Je confirme ce que dit Paul, il s'agit là d'une vraie merde qu'il est difficile d'éradiquer.
C'est une cochenille à bouclier à l'encontre de laquelle il faut excercer une vigilance permanente, même lorsqu'on pense en être venu à bout.
Euh... pour en finir avec la langue de bois, j'en ai repéré chez tous les prods à qui j'ai rendu visite ces dernières années (même en Suisse

).
De l'oeuf à l'adulte il faut compter 30 jours. Les femelles présentent un bouclier rond et plat sous lequel elles abritent leurs oeufs. Les nymphes qui éclosent sont mobiles, elles rampent et s'éparpillent durant quelques heures. Elles se fixent ensuite dans des endroits propices et sécrètent alors un bouclier protecteur. A ce stade on observe deux sortes de cochenilles, des grosses (femelles) et d'autres plus petites (mâles). Les femelles restent en place définitivement et se gavent de la sève des plantes (jaunissement) . Les mâles adultes (ailés) émergent de leur petit bouclier et se dispersent à la recherche des femelles. Ils ne vivent que quelques heures, sans se nourrir mais sont très mobiles et sont facilement dispersés par un mouvement d'air.
Pour contrôler ces bestioles chez les cattleyas, j'inspecte mes plantes une fois par semaine même si elles paraissent indemnes. Partout où les Diaspis se logent, un jaunissement apparait (aisselle des feuilles et des spathes, revers des feuilles, rhizomes et bourgeons dormants). On en retrouve même sur les racines, d'où la nécéssité de rempoter dans un substrat neuf régulièrement.
Dès qu'une colonie est repérée je l'enlève avec un coton bien imbibé d'alcool modifié à 70° (je change de coton entre deux plantes, oubliez la brosse à dent) . Il n'y a aucun risque de brûlure (cattleyas). J'isole la plante et je la traite rapidement.
Pour les traitements, les systémiques ne sont actifs que sur les formes fixes (boucliers) et n'ont que peu d'effet sur les formes mobiles (nymphes et mâles en rut...) pour lesquels un insecticide de contact à base de pyrèthre est efficace (traiter en fin d'après midi).

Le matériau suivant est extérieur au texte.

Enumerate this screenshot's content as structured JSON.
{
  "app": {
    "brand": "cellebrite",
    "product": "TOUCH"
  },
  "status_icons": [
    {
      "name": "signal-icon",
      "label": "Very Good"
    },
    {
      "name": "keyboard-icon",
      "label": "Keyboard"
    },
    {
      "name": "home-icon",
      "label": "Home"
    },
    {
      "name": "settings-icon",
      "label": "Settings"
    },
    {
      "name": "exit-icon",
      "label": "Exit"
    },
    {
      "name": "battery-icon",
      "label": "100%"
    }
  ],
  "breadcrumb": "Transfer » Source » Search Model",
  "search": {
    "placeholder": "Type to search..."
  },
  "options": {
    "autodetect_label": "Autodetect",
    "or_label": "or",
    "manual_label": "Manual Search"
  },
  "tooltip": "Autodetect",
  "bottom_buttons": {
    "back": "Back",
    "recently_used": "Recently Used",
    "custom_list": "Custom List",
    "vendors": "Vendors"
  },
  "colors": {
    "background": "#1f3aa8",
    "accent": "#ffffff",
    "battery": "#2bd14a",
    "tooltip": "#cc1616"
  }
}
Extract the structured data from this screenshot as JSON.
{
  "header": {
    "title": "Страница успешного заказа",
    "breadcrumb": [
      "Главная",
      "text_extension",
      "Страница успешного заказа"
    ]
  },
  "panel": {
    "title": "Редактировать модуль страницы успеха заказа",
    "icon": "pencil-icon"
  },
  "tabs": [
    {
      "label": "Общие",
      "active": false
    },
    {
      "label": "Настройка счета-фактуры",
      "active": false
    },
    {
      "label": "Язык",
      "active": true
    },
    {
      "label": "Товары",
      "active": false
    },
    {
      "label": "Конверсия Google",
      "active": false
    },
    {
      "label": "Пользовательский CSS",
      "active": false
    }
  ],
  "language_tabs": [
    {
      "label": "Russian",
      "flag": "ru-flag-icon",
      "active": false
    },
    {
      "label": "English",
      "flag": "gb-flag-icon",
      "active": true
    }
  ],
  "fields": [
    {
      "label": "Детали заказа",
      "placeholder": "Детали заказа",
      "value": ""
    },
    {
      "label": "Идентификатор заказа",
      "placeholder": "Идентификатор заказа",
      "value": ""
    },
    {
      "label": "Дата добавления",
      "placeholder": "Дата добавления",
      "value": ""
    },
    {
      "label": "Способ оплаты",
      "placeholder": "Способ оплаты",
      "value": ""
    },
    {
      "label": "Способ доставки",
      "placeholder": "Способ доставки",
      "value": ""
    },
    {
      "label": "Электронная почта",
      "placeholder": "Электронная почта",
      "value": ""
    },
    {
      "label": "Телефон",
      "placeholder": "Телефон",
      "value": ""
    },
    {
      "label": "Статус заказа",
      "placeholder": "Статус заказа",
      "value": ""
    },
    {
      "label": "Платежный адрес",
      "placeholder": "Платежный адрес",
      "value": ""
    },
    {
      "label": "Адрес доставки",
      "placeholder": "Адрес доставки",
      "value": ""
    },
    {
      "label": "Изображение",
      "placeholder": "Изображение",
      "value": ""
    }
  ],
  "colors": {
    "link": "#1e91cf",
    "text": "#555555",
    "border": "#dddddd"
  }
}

Les systémiques que j'ai essayé en prévention : Imidaclopride à l'automne (2 traitements à 8 jours ) , Acétamipride au début de l'été (3 traitements à 8 jours). Il est impératif de porter des gants, des vêtements et un masque. Je ne devrais pas le dire, mais je préfère doubler la dose car un cattleya n'absorbe pas aussi bien le produit qu'un rosier... et quand la plante a déjà subit des traitement avec des huiles minérales ou autres, elle n'absorbe quasiment plus par les feuilles. Je laisse donc les produits pénétrer dans le compost jusqu'aux racines. Cela me permet un bon contrôle mais comme le 100% n'existe que sur le papier, je reste tout même vigilant.
J'ai remarqué que les composts à base d'écorces sont facilement contaminés d'où la nécéssité de rempoter dès que possible une plante nouvellement achetée. En plus du rempotage, il faut enlever toutes les bractées sèches qui entourent les pseudobulbes et les rhizomes car c'est là que l'infestation se loge et reste "dormante" la plupart du temps. Si la saison le permet, un rinçage général au jet permet de déloger toutes les saloperies qui en veulent à nos plantes et que l'on ne voit pas à l'oeil nu. Chez un cattleya dont le bourgeon terminal ne se développe pas normalement en nouvelle pousse, il y a fort à parier qu'il est contaminé par des Diaspis qui sont allés se loger entre la face interne du bourgeon et le rhizome. Ces cochenilles sont capables d'affaiblir durablement une plante et si c'est le cas , il vaut mieux la mettre à l'incinérateur.
J'ai essayé un autre produit (Fiproline , moins cher que le Frontl...) mais de manière ponctuelle sur des plantes nouvellement acquises, je n'ai pas assez de recul, ça a l'air efficace et constitue une arme de plus

contre ce fléau. Pour l'Arctara G, je ne l'ai jamais essayé personellement, mais les plantes que j'ai acheté et qui ont été traitées avec ce produit présentent des fleurs très déformées.